Un très bon jeu familial

| 18 mai 2017 | popol
Ce jeu est sans doute passé inaperçu mais chez nous il revient régulièrement. Un bon jeu à faire en famille sur le thème du commerce des fruits en Sicile. Le jeu tourne bien, les actions s'enchainent et le plaisir ludique est au rendez vous.

Auf Heller und Pfennig

L'ancêtre de kingdoms

| 18 mai 2017 | Ryleh
A la fin des années 90, ce bon docteur Knizia est un acteur incontournable du jeu. Hans im Gluck et son illustrateur Franz Vohwinkel aussi.
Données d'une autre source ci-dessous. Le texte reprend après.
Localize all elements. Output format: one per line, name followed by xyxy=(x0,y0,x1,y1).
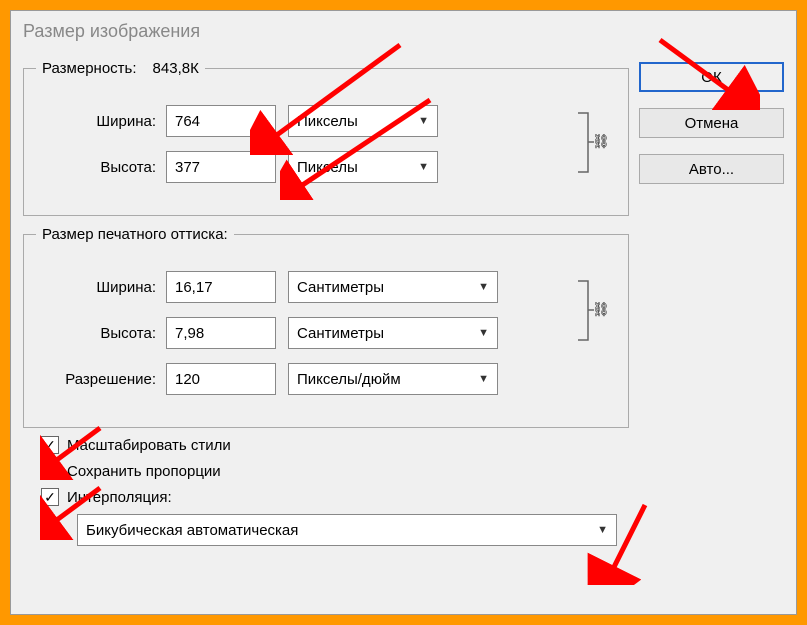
width-unit-select[interactable]: Пикселы ▼ xyxy=(288,105,438,137)
print-height-row: Высота: Сантиметры ▼ xyxy=(36,317,616,349)
height-label: Высота: xyxy=(36,159,166,176)
print-width-row: Ширина: Сантиметры ▼ xyxy=(36,271,616,303)
constrain-link-print: ⛓ xyxy=(574,273,604,348)
dialog-content: Размерность: 843,8К Ширина: Пикселы ▼ Вы… xyxy=(11,50,796,546)
link-icon: ⛓ xyxy=(592,301,610,318)
print-height-input[interactable] xyxy=(166,317,276,349)
left-panel: Размерность: 843,8К Ширина: Пикселы ▼ Вы… xyxy=(23,50,629,546)
dimensions-label: Размерность: xyxy=(42,60,137,77)
print-width-label: Ширина: xyxy=(36,279,166,296)
print-height-label: Высота: xyxy=(36,325,166,342)
pixel-dimensions-group: Размерность: 843,8К Ширина: Пикселы ▼ Вы… xyxy=(23,60,629,216)
height-unit-select[interactable]: Пикселы ▼ xyxy=(288,151,438,183)
chevron-down-icon: ▼ xyxy=(478,373,489,385)
chevron-down-icon: ▼ xyxy=(478,281,489,293)
height-unit-value: Пикселы xyxy=(297,159,358,176)
interpolate-row[interactable]: ✓ Интерполяция: xyxy=(41,488,629,506)
scale-styles-row[interactable]: ✓ Масштабировать стили xyxy=(41,436,629,454)
dialog-title: Размер изображения xyxy=(11,11,796,50)
print-width-unit-value: Сантиметры xyxy=(297,279,384,296)
link-icon: ⛓ xyxy=(592,133,610,150)
interpolation-value: Бикубическая автоматическая xyxy=(86,522,298,539)
file-size: 843,8К xyxy=(153,60,199,77)
chevron-down-icon: ▼ xyxy=(418,161,429,173)
chevron-down-icon: ▼ xyxy=(597,524,608,536)
ok-button[interactable]: ОК xyxy=(639,62,784,92)
interpolate-label: Интерполяция: xyxy=(67,489,172,506)
interpolation-select[interactable]: Бикубическая автоматическая ▼ xyxy=(77,514,617,546)
width-row: Ширина: Пикселы ▼ xyxy=(36,105,616,137)
scale-styles-label: Масштабировать стили xyxy=(67,437,231,454)
auto-button[interactable]: Авто... xyxy=(639,154,784,184)
cancel-button[interactable]: Отмена xyxy=(639,108,784,138)
interpolate-checkbox[interactable]: ✓ xyxy=(41,488,59,506)
print-height-unit-select[interactable]: Сантиметры ▼ xyxy=(288,317,498,349)
constrain-checkbox[interactable]: ✓ xyxy=(41,462,59,480)
width-unit-value: Пикселы xyxy=(297,113,358,130)
print-height-unit-value: Сантиметры xyxy=(297,325,384,342)
constrain-row[interactable]: ✓ Сохранить пропорции xyxy=(41,462,629,480)
height-input[interactable] xyxy=(166,151,276,183)
resolution-unit-select[interactable]: Пикселы/дюйм ▼ xyxy=(288,363,498,395)
print-width-unit-select[interactable]: Сантиметры ▼ xyxy=(288,271,498,303)
print-width-input[interactable] xyxy=(166,271,276,303)
print-legend: Размер печатного оттиска: xyxy=(36,226,234,243)
image-size-dialog: Размер изображения Размерность: 843,8К Ш… xyxy=(10,10,797,615)
resolution-input[interactable] xyxy=(166,363,276,395)
constrain-link-pixel: ⛓ xyxy=(574,105,604,180)
resolution-row: Разрешение: Пикселы/дюйм ▼ xyxy=(36,363,616,395)
constrain-label: Сохранить пропорции xyxy=(67,463,221,480)
dimensions-legend: Размерность: 843,8К xyxy=(36,60,205,77)
height-row: Высота: Пикселы ▼ xyxy=(36,151,616,183)
width-input[interactable] xyxy=(166,105,276,137)
scale-styles-checkbox[interactable]: ✓ xyxy=(41,436,59,454)
chevron-down-icon: ▼ xyxy=(478,327,489,339)
document-size-group: Размер печатного оттиска: Ширина: Сантим… xyxy=(23,226,629,428)
chevron-down-icon: ▼ xyxy=(418,115,429,127)
right-panel: ОК Отмена Авто... xyxy=(629,50,784,546)
resolution-label: Разрешение: xyxy=(36,371,166,388)
width-label: Ширина: xyxy=(36,113,166,130)
resolution-unit-value: Пикселы/дюйм xyxy=(297,371,401,388)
Ce petit jeu de pose dans une bien grosse boîte est l'exemple type de la production ludique de cette fin de siècle et de millénaire, dominé par l'Allemagne : un jeu de placement assez tactique, fin, se jouant en trois manches (trois jours de marché), avec un matériel qui nous paraît bien actuellement bien terne. Et c'est parti pour une demi heure de coups fourrés et hautes putasseries, où vous tenterez de pourrir les étals de vos adversaires tout en devenant toujours plus riches. A vous le roi et la reine, à eux le voleur et le faux monnayeur. Chaque joueur place à son tour étal et client jusqu'à ce que le marché soir rempli, trois jours de suite. Les règles sont simples mais le jeu ne l'est pas pour autant. Comme toujours avec Knizia c'est une mécanique d'horlogerie que l'on savoure sur plusieurs parties, car elles sont rapides et amène la revanche. Maintenant c'est un thème plaqué. Tellement qu'il y a eu une réédition connue sous le nom de Kingdoms, au look plus moderne et au format plus adapté par Fantasy Flight Games. Peut être jugerez vous plus importun, et je vous comprends aisément, de préférer cette dernière...

Mauerbauer

Prise en main facile, mais ...

| 18 mai 2017 | limp
... mais que ce jeu est malin, car plus vous y jouerez (et connaitrez les cartes) et plus le hasard s'atténuera. Les règles sont d'une simplicité de prise en main et le jeu très agréable. Il lui manque peut être un peu plus de ludique, de légèreté et d'être plus joli pour lui permettre de tenir la dragée aux deux jeux assez proches que je lui préfère : Les Aventuriers du rail, et l'excellent Santa Cruz...

Samuraï

Un go revisité avec beaucoup de bonheur

| 18 mai 2017 | Ryleh
Les véritables joueurs de go vont me détester, mais je pense qu'on retrouve un peu le principe de base dans cette perle de Knizia, à savoir enfermer l'adversaire. Le but est d'entourer les villes, villages pour s'emparer des trois principes du pouvoir, la nourriture, la religion et la politique. On a tous les mêmes jetons à disposition, mais la pioche va changer la donne. C'est là que ce jeu est vraiment magnifique pour moi. Chaque coup entre joueur du même niveau se fait dans une amicale et sereine tension. Seul ce petit brin de chance donné par le pioche aléatoire des jetons va précipiter votre ascension ou votre chute. Knizia a crée un équilibre subtil entre opportunisme, stratégie à long terme et aléa des événements. Il vaut mieux jouer d'ailleurs entre joueurs du même niveau, car un débutant pourrait donner des points faciles à son voisin de gauche. On retrouve le même problème dans Médina, conçu à la même époque. Ce dernier point m'empêche de mettre la note maximale, mais Samuraï reste un excellent jeu à découvrir d'urgence.